A sound emergency plan begins with putting your equestrian property on a map. Get in touch with the local Animal Control services and county officials. Inquire if they have an emergency plan and what it involves. Often, counties designate space for animal emergency shelters, and you can count on Animal Control’s assistance.

Although strong earthquakes rarely occur, better prepare for the worst. Identify each animal permanently, either by chipping, branding, or tattooing. Practice loading horses into trailers, so they get familiar with the tight space. Also, take your horses out for a walk at night. Use a flashlight or a glow stick in their presence so they get familiar with it. You never know when an earthquake might strike.

Maintain water and food reserves

The larger the animal, the more food and water it consumes. Prepare for an earthquake by storing enough for three days at least. A horse consumes approximately 12 to 20 gallons of water and about 1.5 to 2% of its body weight in dry feed daily.

Store sufficient water in tanks even if you have a well and a generator for the water pump. An earthquake may affect groundwater level and its quality. Also, consult your vet and prepare a first aid kit for your horses, including medication if they take it.

You can store feed and other perishables in your horse barn or a storage building on your property. For everything else, consider renting storage space in a facility in your area. Make sure it can keep your tools and belongings accessible 24/7 in case of an emergency.

Know where the power and gas shutoff valves are

During a particularly strong earthquake, power lines may go down, and gas and water lines may rupture. Running a horse property without electricity or water is only a part of the problem. Shutting off the valves, particularly gas, will prevent a disaster.

Learn the location of all the valves and practice shutting them off even in the dark. Be aware of the nearby power lines during an earthquake.

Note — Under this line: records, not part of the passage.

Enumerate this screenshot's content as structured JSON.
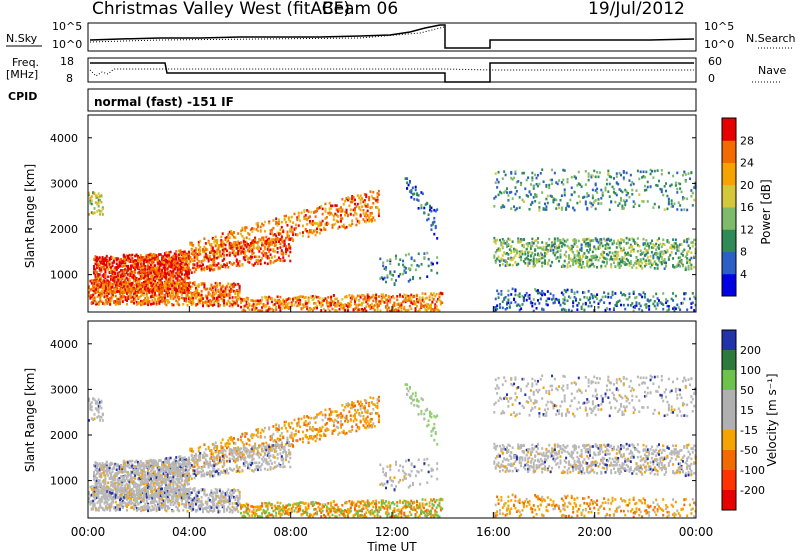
{
  "header": {
    "title": "Christmas Valley West (fitACF)",
    "beam": "Beam 06",
    "date": "19/Jul/2012"
  },
  "nsky_panel": {
    "left_label": "N.Sky",
    "right_label": "N.Search",
    "ticks": [
      "10^5",
      "10^0"
    ]
  },
  "freq_panel": {
    "left_label_1": "Freq.",
    "left_label_2": "[MHz]",
    "left_ticks": [
      "18",
      "8"
    ],
    "right_label": "Nave",
    "right_ticks": [
      "60",
      "0"
    ]
  },
  "cpid_panel": {
    "label": "CPID",
    "value": "normal (fast) -151 IF"
  },
  "axes": {
    "y_label": "Slant Range [km]",
    "y_ticks": [
      "4000",
      "3000",
      "2000",
      "1000"
    ],
    "x_label": "Time UT",
    "x_ticks": [
      "00:00",
      "04:00",
      "08:00",
      "12:00",
      "16:00",
      "20:00",
      "00:00"
    ]
  },
  "colorbars": {
    "power": {
      "label": "Power [dB]",
      "ticks": [
        "28",
        "24",
        "20",
        "16",
        "12",
        "8",
        "4"
      ],
      "colors": [
        "#0000e6",
        "#2b5fc8",
        "#2e8b57",
        "#7dbb6a",
        "#d4c83a",
        "#f5a300",
        "#f26a00",
        "#e60000"
      ]
    },
    "velocity": {
      "label": "Velocity [m s⁻¹]",
      "ticks": [
        "200",
        "100",
        "50",
        "15",
        "-15",
        "-50",
        "-100",
        "-200"
      ],
      "colors": [
        "#2233aa",
        "#2e7a3c",
        "#6cc24a",
        "#b0b0b0",
        "#b0b0b0",
        "#f5a300",
        "#f26a00",
        "#ff3300",
        "#e60000"
      ]
    }
  },
  "chart_data": {
    "type": "heatmap",
    "x_range_hours": [
      0,
      24
    ],
    "y_range_km": [
      180,
      4500
    ],
    "data_gap_hours": [
      14.1,
      16.0
    ],
    "power_scale_db": [
      0,
      30
    ],
    "velocity_scale_ms": [
      -250,
      250
    ],
    "grid": false
  }
}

If they are down, stay well away from them and call 911. Keep your flashlights and extra batteries where you can easily find them.

Develop a barn evacuation plan

In the event of a strong earthquake, you will need to evacuate your horses and household. If you get to design your barn, anticipate emergencies, and prepare your horse barn for an earthquake evacuation.

Unless you’re alerted early enough and instructed to evacuate, the decision to do so remains upon you. Devise a plan and a backup plan, and keep the details in a binder. It should also include their medical and vaccination records, Coggins test, allergy info, and your and your vet’s emergency contacts.

Keep one binder at the barn entrance and one at home. If the panic blocks you, follow your step-by-step instructions, calm down and then assert control over your horses. You may get separated from your equines, so make sure they are easy to identify. You should also be able to prove ownership.

Keep halters and lead ropes at hand

When it comes to halters and lead ropes, there are a few things you should keep in mind.

  • They must be easily accessible.
  • Learn how to tie them in the dark.
  • It’s helpful to add an extra ID tag.

You may attach ID info to a halter with transparent duct tape. Include the horse’s name, your name and email address, as well as your and your vet’s phone number.

Final notes

Although horses are intelligent animals with strong survival instincts, they might depend on you for assistance and reassurance. Horses can pick up your fear and act unpredictably. Do your best to remain calm in the case of an emergency. You will achieve that if you prepare your horse barn for an earthquake, practice an emergency routine at least once a year with your horses, and remain in contact with local emergency agencies.